By Chris Kuo, Tampa Bay TimesTribune News Service

A new solar-powered, beach-cleaning robot has arrived in Pinellas County, drawing attention to all the debris lurking just beneath the beach surface.

Overseen by Keep Pinellas Beautiful, BeBot will visit 14 locations this month, from Clearwater to St. Pete Beach. The remote-controlled robot collects small pieces of litter — cigarette butts, plastic straws, bottle caps, food wrappers and more.

“You wouldn’t believe the amount of trash that we found. It’s astonishing,” said Patricia DePlasco, executive director of Keep Pinellas Beautiful, a nonprofit that focuses on environmental cleanup. “We look across the beach and we think we have a nice clean beach and we don’t realize what’s under that top layer of sand.”

DePlasco and a team of about 30 volunteers gathered Thursday at an Indian Shores beach to watch a BeBot demonstration.

The white robot, about the size of riding lawnmower, chirped as its large black treads rolled over the beach. A metal grate at the rear shook and vibrated, sifting through the sand and transferring larger particles of trash into a back compartment. After BeBot dumped its collection onto a blue tarp, some volunteers sorted the trash into labelled plastic tubes. Others fanned out over the beach to collect debris.

Developed by Poralu Marine, BeBot is fully electric, weighs more than 1,300 pounds and can clean up to 32,000 square feet in an hour — about the size of seven basketball courts. It was purchased for $68,000 by Surfing’s Evolution & Preservation Foundation and donated to Keep Florida Beautiful, the parent organization for Keep Pinellas Beautiful.

BeBot has been circulating among the various Keep Florida Beautiful chapters, with a stop in Brevard County last month and a visit to St. John’s County set for later this summer.

DePlasco doesn’t plan on acquiring more robots. BeBot’s main purpose is to raise awareness about the smaller pieces of trash that often go overlooked, not to replace human cleanups.

Paul Mitchell, operations manager for Keep Pinellas Beautiful, uses remote control to guide BeBot, a robot manufactured by Poralu Marine, on Thursday, July 14, 2022 in Indian Shores. The machine sifts through the 2-inch top layer of sand to find hidden debris on beaches. (Aya Diab/TNS)

“We’re hoping that people will be more mindful and help us to keep Pinellas beautiful,” she said. “The BeBot is a really neat machine.
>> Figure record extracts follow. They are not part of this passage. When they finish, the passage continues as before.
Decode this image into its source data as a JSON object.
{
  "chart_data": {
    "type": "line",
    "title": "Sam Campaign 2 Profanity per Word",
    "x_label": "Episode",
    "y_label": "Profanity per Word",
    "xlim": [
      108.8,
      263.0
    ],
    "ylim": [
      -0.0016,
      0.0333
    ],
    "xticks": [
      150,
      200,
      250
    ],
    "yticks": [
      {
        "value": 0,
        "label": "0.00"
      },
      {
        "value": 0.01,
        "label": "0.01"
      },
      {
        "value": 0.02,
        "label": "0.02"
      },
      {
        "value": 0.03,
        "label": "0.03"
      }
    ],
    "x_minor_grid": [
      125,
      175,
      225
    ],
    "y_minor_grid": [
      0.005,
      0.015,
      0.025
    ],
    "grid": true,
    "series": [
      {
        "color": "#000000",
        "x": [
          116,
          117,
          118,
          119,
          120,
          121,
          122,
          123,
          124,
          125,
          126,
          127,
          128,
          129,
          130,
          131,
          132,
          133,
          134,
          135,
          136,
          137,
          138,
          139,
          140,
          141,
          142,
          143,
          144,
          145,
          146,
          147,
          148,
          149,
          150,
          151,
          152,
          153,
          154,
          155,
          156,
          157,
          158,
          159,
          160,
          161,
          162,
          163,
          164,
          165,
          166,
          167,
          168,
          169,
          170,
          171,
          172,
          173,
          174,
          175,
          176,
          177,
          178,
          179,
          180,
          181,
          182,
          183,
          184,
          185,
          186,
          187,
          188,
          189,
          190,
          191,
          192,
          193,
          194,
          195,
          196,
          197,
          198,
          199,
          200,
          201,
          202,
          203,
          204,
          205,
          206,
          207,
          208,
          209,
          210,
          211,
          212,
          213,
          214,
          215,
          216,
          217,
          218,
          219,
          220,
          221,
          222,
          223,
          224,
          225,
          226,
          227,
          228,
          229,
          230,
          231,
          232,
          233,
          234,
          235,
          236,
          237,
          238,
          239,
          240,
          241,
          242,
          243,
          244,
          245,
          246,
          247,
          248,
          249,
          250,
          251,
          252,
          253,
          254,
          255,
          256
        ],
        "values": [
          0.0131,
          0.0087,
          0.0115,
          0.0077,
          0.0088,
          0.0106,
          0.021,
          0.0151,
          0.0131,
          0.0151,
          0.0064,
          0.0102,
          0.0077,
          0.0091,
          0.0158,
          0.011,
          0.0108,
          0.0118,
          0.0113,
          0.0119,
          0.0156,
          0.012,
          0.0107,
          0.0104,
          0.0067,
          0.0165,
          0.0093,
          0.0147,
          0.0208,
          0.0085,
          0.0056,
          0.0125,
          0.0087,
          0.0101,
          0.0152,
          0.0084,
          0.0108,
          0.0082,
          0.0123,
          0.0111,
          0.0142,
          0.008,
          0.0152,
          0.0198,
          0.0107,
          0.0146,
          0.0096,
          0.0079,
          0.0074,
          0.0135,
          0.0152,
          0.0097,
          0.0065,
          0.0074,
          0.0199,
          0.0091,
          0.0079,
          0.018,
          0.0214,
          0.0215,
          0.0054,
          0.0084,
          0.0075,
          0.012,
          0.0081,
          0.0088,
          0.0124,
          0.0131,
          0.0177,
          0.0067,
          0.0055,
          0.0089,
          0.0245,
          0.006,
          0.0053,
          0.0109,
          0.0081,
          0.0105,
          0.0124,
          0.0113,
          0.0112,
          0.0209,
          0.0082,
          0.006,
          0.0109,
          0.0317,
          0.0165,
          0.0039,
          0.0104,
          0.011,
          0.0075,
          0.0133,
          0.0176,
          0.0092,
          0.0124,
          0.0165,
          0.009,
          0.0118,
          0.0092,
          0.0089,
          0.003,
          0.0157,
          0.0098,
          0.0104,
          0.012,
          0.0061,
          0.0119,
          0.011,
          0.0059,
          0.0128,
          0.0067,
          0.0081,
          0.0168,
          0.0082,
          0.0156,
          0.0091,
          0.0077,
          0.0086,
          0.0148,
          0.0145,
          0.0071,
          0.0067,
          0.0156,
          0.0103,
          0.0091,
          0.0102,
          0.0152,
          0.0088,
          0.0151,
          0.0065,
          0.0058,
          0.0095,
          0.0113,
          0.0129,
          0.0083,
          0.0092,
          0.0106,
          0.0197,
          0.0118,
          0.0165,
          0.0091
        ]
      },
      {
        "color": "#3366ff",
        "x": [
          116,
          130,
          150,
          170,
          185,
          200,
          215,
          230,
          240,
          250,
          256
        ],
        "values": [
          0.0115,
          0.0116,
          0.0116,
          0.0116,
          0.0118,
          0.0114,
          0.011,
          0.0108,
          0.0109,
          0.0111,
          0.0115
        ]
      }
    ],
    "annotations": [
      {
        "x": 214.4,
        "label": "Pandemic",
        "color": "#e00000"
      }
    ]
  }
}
It isn’t the end-all, be-all. But it’s a great conversation starter.”

In response to concerns from local and state officials, Keep Pinellas Beautiful has developed a set of standard operating procedures for BeBot, including provisions that the robot stays more than 10 feet away from marked sea turtle nests and digs only 2 inches deep, DePlasco said.

Keep Pinellas Beautiful also receives approval from local sea turtle nesting organizations and acquires permits from the Florida Department of Environmental Protection before operating.

A volunteer for Keep Pinellas Beautiful holds litter found by BeBot, a remote-controlled robot that sifts through the sand, going 2 inches down, to find debris left by humans. The robot’s purpose is mainly to raise awareness about hidden trash that eventually winds up in the Gulf of Mexico. (Aya Diab/TNS)

Much of what the robot picks up contains plastic, which poses “one of the greatest threats” to the marine ecosystem, according to Hunter Miller, the Florida Senior Field representative for Oceana, an ocean advocacy group.

When single-use plastics find their way into the ocean, they can dissolve into microplastics, which work their way into every part of the marine food chain, harming a host of organisms, according to Shannon Gowans, a professor of marine science at Eckerd College.

One of the volunteers at Indian Shores, 29-year-old Miles Terrell, sifted through the sand with a trash picker and a large blue bucket.

The robot “is not going to replace the helpers in the community but it’s neat to see something that’s remote-controlled and run the perfect depth that it does,” Terrell said. “Just think, if you had a thousand of these out there, every beach would almost be spotless, you know?”